In the mid-first century AD, St. Paul wrote some hugely influential words about Adam, the Fall, and original sin. As I have argued, these ideas seem at variance with earlier Biblical traditions and Jewish thought, in which Adam’s story made little impact. Around Paul’s time, though, that saga was attracting increasing interest. Paul, oddly, was riding a fashionable wave.
Early in the second century BC, Sirach (Ecclesiasticus) claimed, surprisingly, that “Adam [was honored] above every living being in the creation.” Over the following centuries, Adam became a literary superstar, the leading character in several important works, and the alleged author of others.
In the century after 160BC, the Dead Sea Scrolls includes several references to Adam. He is for instance commemorated in the liturgy known as the Words of the Luminaries, although the actual text is very fragmentary. The work celebrates God’s mighty deeds, which includes forming Adam “in the likeness of your glory.” Another text (4QFlorilegium) imagines the purified Jewish sanctuary that would be restored in the eschatological age, and portrays it as a restored Eden. The coming age would reverse the damage done by the Fall. The authors also use the stories of Adam and Eve to shape later understanding of Jewish law in matters such as ritual purity.
From the second and third centuries AD onwards, these interests became a powerful theme in Rabbinic and Talmudic writings.
One testimony to this interest is the section of 2 Esdras known as 4 Ezra, which can be dated to around 100-120AD. Adam is mentioned repeatedly, and in chapter 3, we read that God
gave a body unto Adam without soul, which was the workmanship of thine hands, and breathed into him the breath of life, and he was made living before thee. … For the first Adam bearing a wicked heart transgressed, and was overcome; and so be all they that are born of him. Thus infirmity was made permanent; and the law (also) in the heart of the people with the malignity of the root; so that the good departed away, and the evil abode still.
The best evidence for the new fascination with Adam was the work known as The Life of Adam and Eve, a work probably written in the first century AD, and subsequently translated into many languages. It was widely read by Jews, Christians and Muslims – we see its influence in the Qur’an – and it provided much of the familiar story we know from John Milton. Gary Anderson calls it “one of the most widely read and influential pseudepigraphic documents in Western civilization” (in Feldman et al, eds., Outside the Bible, ii 1333). Because it existed in so many editions, some explicitly Christian, it is difficult to reconstruct the Jewish original. Some scholars have even claimed the Life as an influence on Paul and Romans, although that now seems unlikely.
As the text is easily available online, I will not quote it at great length here. It tells the story of Adam and Eve after the expulsion from Eden. They meet Satan, who describes the events leading to his own expulsion from Heaven – which summarizes and canonizes the story that would become so famous, about his overweening pride. Separately, Adam and Eve supply their own accounts of the Fall, emphasizing the hope that God would ultimately restore and heal the Edenic world.

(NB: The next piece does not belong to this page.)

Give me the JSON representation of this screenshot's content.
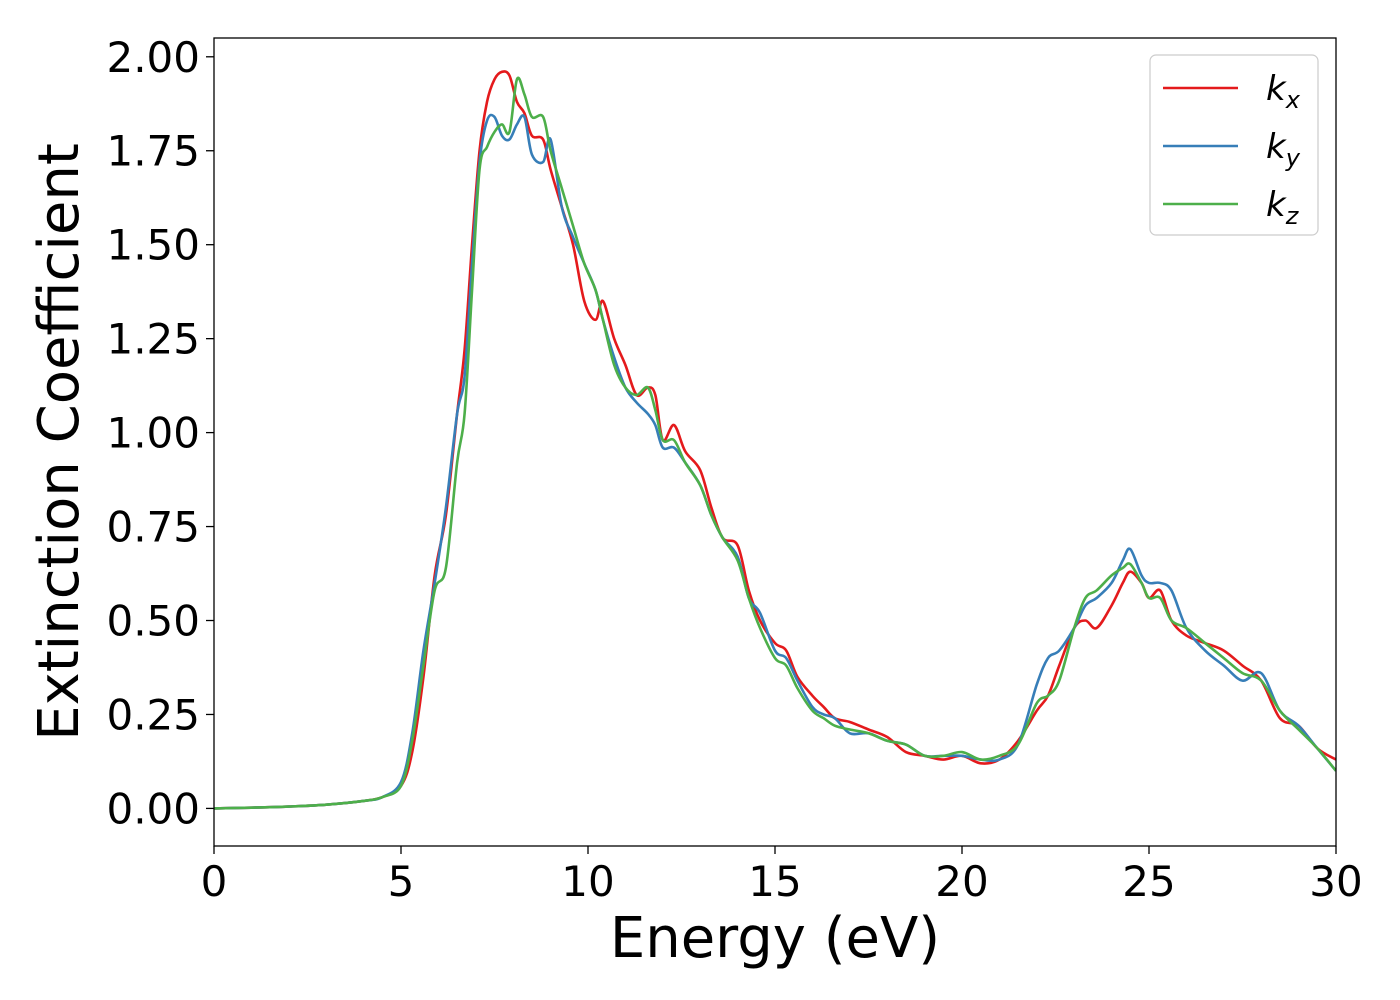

Another theme we find here is that of the bodies Adam and Eve had before the Fall, when they more closely resembled the angels. In both Jewish and Christian tradition, this inspired mystical ideas of reversing the Fall and returning to those exalted states. The Life also gives a prominent role to their son Seth, who would be a major inspiration to esoteric and Gnostic groups over the following centuries.
Between the first and third centuries, Adam’s Family was credited with multiple writings, including an Apocalypse of Adam, Testament of Adam, the misnamed Apocalypse of Moses, a Gospel of Eve, and some important works credited to Seth.

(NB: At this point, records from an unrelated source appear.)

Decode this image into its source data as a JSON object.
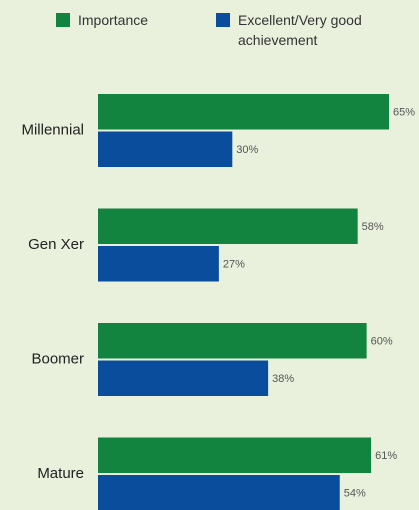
{
  "chart_data": {
    "type": "hbar_grouped",
    "categories": [
      "Millennial",
      "Gen Xer",
      "Boomer",
      "Mature"
    ],
    "series": [
      {
        "name": "Importance",
        "color": "#13843f",
        "values": [
          65,
          58,
          60,
          61
        ],
        "value_labels": [
          "65%",
          "58%",
          "60%",
          "61%"
        ]
      },
      {
        "name": "Excellent/Very good achievement",
        "color": "#0b4d9d",
        "values": [
          30,
          27,
          38,
          54
        ],
        "value_labels": [
          "30%",
          "27%",
          "38%",
          "54%"
        ]
      }
    ],
    "legend": "top"
  }
}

The second century (?) Apocalypse of Adam is particularly important. This was one of the Sethite Gnostic treatises found at Nag Hammadi, but it may well have much earlier roots, possibly in a Jewish baptist sect, of a kind I have posted about elsewhere. We hear a great deal about water, about the water of life, and “the holy baptism and the living water.” That might derive from Christian sources, or it might be earlier: there are no explicitly Christian references. The text might in fact serve as a link between the Essenes, the Dead Sea community and early Gnosticism.
Even if Paul had no idea of these other writings, they do put his thought in context. From the second century BC onwards, Adam was becoming the focus of interest and speculation, with particular interest in understanding and reversing the effects of the Fall. The Paul of Romans may have been expressing radical views, but he was no eccentric outlier to the thought of his time.